Your question is fallacious. It is a straw-man question, in which you focus on one version of the way the Problem of Evil is posed. This particular phrasing, in which Good and Evil are treated as real Platonic Forms, assumes an ontology that many people do not agree with. While the majority accept objective morality, and objective morality is most amenable to treating abstract objects as real, the Forms concept behind classical Platonism is not how almost anyone thinks of abstract entities anymore.
Whether Good/evil is a monopole, or bi-pole spectrum is widely debated, and your assumption that it is monopole, and that this is a known fact, is not valid. This is a fallacy if you did it deliberately, the fallacy of deliberate misrepresentation.
Additionally, you use argument by false analogy. Argument by analogy is never valid, there are analogies that support all 5 sides of every question, so the existence of analogies is never support for a claim. Argument by false analogy becomes a fallacy when one's analogy is explicitly not compliant with significant relevant features of the original question, and the differences between the analogy and the original question were selected to avoid satisfying the original issue.

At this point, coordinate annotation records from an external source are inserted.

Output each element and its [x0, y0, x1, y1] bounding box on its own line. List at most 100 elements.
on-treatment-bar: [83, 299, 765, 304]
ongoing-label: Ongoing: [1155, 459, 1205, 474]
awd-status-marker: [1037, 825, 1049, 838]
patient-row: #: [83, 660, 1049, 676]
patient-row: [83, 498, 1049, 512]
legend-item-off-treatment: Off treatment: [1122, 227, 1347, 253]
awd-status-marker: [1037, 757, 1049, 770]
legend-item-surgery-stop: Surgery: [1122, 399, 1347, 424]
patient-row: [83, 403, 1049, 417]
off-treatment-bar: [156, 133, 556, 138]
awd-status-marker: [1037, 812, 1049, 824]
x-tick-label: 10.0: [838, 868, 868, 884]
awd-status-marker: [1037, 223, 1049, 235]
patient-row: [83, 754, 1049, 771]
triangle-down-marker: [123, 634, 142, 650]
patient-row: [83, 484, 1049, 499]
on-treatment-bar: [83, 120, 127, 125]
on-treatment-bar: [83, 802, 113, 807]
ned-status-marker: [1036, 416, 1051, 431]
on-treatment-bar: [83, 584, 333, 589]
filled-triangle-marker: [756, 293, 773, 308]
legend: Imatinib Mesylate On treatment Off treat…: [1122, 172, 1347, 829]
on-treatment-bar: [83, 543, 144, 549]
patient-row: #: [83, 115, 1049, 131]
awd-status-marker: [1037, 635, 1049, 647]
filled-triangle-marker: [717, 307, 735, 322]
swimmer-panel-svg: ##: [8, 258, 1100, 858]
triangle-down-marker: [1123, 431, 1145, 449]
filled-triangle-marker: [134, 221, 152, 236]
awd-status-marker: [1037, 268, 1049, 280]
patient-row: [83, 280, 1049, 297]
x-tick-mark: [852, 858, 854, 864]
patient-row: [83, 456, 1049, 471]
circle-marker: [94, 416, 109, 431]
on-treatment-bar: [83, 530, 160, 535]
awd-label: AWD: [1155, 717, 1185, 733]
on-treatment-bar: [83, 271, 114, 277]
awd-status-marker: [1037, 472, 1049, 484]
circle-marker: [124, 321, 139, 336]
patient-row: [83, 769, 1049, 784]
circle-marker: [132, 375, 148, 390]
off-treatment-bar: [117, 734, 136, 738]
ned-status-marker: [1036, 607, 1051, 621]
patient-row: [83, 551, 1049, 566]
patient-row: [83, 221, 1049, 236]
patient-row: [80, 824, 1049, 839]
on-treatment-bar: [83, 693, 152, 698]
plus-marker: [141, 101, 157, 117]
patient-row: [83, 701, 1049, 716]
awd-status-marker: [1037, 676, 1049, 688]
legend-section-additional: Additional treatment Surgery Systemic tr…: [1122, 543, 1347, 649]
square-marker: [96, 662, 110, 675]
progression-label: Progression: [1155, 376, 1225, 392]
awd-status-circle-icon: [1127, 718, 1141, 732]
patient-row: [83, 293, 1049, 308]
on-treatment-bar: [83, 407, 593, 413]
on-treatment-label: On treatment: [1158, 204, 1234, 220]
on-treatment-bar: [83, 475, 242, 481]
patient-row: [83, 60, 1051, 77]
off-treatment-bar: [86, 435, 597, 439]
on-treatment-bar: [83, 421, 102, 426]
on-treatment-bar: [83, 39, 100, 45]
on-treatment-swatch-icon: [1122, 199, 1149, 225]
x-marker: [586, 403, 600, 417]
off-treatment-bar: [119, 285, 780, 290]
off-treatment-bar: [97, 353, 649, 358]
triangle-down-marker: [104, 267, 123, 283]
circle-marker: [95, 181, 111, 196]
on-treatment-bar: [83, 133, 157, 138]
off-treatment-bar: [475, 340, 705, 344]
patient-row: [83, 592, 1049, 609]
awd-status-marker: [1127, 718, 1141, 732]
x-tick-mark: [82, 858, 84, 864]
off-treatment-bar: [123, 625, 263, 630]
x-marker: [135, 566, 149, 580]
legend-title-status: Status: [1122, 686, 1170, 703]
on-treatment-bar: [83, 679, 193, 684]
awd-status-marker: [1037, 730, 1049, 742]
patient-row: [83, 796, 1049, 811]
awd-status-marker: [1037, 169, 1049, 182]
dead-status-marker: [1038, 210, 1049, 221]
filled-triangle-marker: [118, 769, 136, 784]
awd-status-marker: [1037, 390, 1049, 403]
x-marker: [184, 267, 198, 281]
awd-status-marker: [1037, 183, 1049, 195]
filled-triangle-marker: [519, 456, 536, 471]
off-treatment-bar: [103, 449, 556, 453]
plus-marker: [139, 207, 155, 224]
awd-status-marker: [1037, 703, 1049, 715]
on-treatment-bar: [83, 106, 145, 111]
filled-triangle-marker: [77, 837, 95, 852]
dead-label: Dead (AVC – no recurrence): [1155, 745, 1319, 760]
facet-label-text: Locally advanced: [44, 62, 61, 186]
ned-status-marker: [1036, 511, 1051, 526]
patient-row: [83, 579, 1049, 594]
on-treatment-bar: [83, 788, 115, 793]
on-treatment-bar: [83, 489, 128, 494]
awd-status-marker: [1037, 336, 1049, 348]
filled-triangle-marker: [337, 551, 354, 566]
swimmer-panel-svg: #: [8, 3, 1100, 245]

Here are the three deliberate exceptions you introduce into your false analogy: 1) Your Baker has not created the universe, nor set the conditions for its operation, hence does not own explicit responsibility for all states of affairs. The universe is a found object for the Baker, it is not a found object for any creator God, and any creator God owns responsibility for every aspect of it. 2) The Baker is resource limited -- one cannot bake an infinite amount of food. Reshaping the circumstances of the entire universe is beyond the Baker's capability, hence outside her moral responsibility. 3) The Baker is not asserted to be omnibenevolent, hence DESIRING to cure the breadlessness of the found object of the universe is not intrinsic to a Baker, while it is asserted for an omnibenevolent God. Most rationalizations from theists I have seen for the Problem of Evil involve abandoning Omni benevolence for their God, and your Baker is clearly not omnibenevolent, and you seem to be OK with that.
So -- there is no fallacy in what you cited, but instead it is a poor phrasing of the Problem of Evil, in which mostly rejected assumptions are embedded. There are however, multiple fallacies in your question.